Делать нечего, есть охота. Сипую за нашим супом к «кожникам», куда горе-нарядчики по ошибке отгрузили термос.
Захожу в отделение.
Оно изнутри выглядит ещё уебищнее нашего.
Меня встречает кодла одетых как бичи зелено-пегих пацанов.
-Тебе чего? – с тоном визгливого-начальника спрашивает длинный пятнистый тип.
-Я за супом, у вас тут попутали, наш термос оставили.
-Это ты попутал. У нас всё верняк.
-Нет, погоди. Сестра с моего отделения звонила вашим, все оговорено.
-Я хуй знает кому она там звонила, мне никто не звонил.
-Где ваша дежурная?
-Съебалась куда-то. Я за ней не слежу.
Смотрю на стоящий рядом с типом армейский открытый термос, откуда дымится суп.
-Слушай, ну там пацаны жрать хотят.
-Жрать хотят? Пусть жрут котят! – длинный загоготал, довольный своей комедийной рифмой.
По-моему в этот момент на его лице лопнул один прыщ.
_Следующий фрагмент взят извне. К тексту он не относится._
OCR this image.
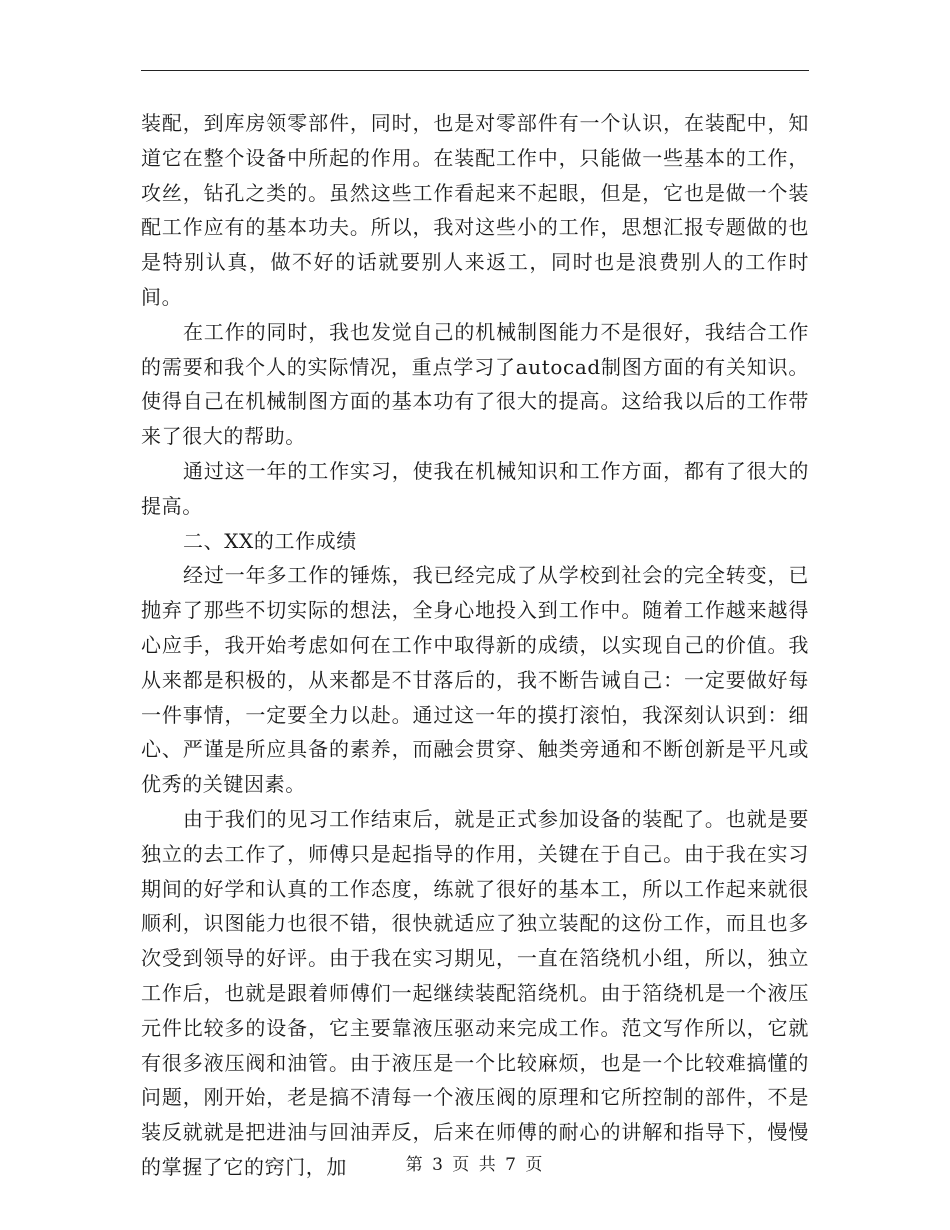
装配，到库房领零部件，同时，也是对零部件有一个认识，在装配中，知道它在整个设备中所起的作用。在装配工作中，只能做一些基本的工作，攻丝，钻孔之类的。虽然这些工作看起来不起眼，但是，它也是做一个装配工作应有的基本功夫。所以，我对这些小的工作，思想汇报专题做的也是特别认真，做不好的话就要别人来返工，同时也是浪费别人的工作时间。

在工作的同时，我也发觉自己的机械制图能力不是很好，我结合工作的需要和我个人的实际情况，重点学习了autocad制图方面的有关知识。使得自己在机械制图方面的基本功有了很大的提高。这给我以后的工作带来了很大的帮助。

通过这一年的工作实习，使我在机械知识和工作方面，都有了很大的提高。

二、XX的工作成绩

经过一年多工作的锤炼，我已经完成了从学校到社会的完全转变，已抛弃了那些不切实际的想法，全身心地投入到工作中。随着工作越来越得心应手，我开始考虑如何在工作中取得新的成绩，以实现自己的价值。我从来都是积极的，从来都是不甘落后的，我不断告诫自己：一定要做好每一件事情，一定要全力以赴。通过这一年的摸打滚怕，我深刻认识到：细心、严谨是所应具备的素养，而融会贯穿、触类旁通和不断创新是平凡或优秀的关键因素。

由于我们的见习工作结束后，就是正式参加设备的装配了。也就是要独立的去工作了，师傅只是起指导的作用，关键在于自己。由于我在实习期间的好学和认真的工作态度，练就了很好的基本工，所以工作起来就很顺利，识图能力也很不错，很快就适应了独立装配的这份工作，而且也多次受到领导的好评。由于我在实习期见，一直在箔绕机小组，所以，独立工作后，也就是跟着师傅们一起继续装配箔绕机。由于箔绕机是一个液压元件比较多的设备，它主要靠液压驱动来完成工作。范文写作所以，它就有很多液压阀和油管。由于液压是一个比较麻烦，也是一个比较难搞懂的问题，刚开始，老是搞不清每一个液压阀的原理和它所控制的部件，不是装反就就是把进油与回油弄反，后来在师傅的耐心的讲解和指导下，慢慢的掌握了它的窍门，加	第 3 页 共 7 页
Сзади него с интересом столпились измазанные зеленкой пацаны и просто типы покрытые какими-то язвами. Резко стало страшно здесь дышать.
-Слушай, остряк, давай, я возьму бачок, а ты пока насочиняешь шутеечки по-лучше, базар?
Я закрываю термос, не слушая причитания длинного и спокойно уношу его.
-Стой пидор! -хватает меня за плечо и разворачивает.
Тыкаю коротко двумя пальцами ему в глаза свободной рукой и добавляю пинок ногой ему в печень. Тип охает и складывается.
-Э, бля! – толпа пегих напирает на меня, яростно моргая из-под зеленых пятен.
-Ебануться. – говорю вслух и со всех ног бегу с тяжёлым термосом в руке.
За спиной вопли ярости. На бегу оборачиваюсь и вижу толпу пятнистых уродов, несущихся за мной. Из хуёво закрытого термоса вылетают капли супа и пачкают мне штаны.
Ощущая себя героем фильма про живых мертвецов, со всех ног выскакиваю из отделения, несусь по лестнице вверх.
Они не стали преследовать дальше.
Влетаю в своё отделение, весь засранный в каплях жира и с важным видом добытчика, ставлю термос в обеденном зале на глазах у изголодавшихся пацанов.
Жирная сестра-хозяйка:
-Отнеси это обратно. У «гастриков» наш суп, а не «кожных». Ошибочка вышла.
Близится дата выписки.
Дабы дать себе отдохнуть ещё, я всё чаще прижимаю градусник к батарее и слегка завышаю себе температуру (не борщу, выше 37 не делаю).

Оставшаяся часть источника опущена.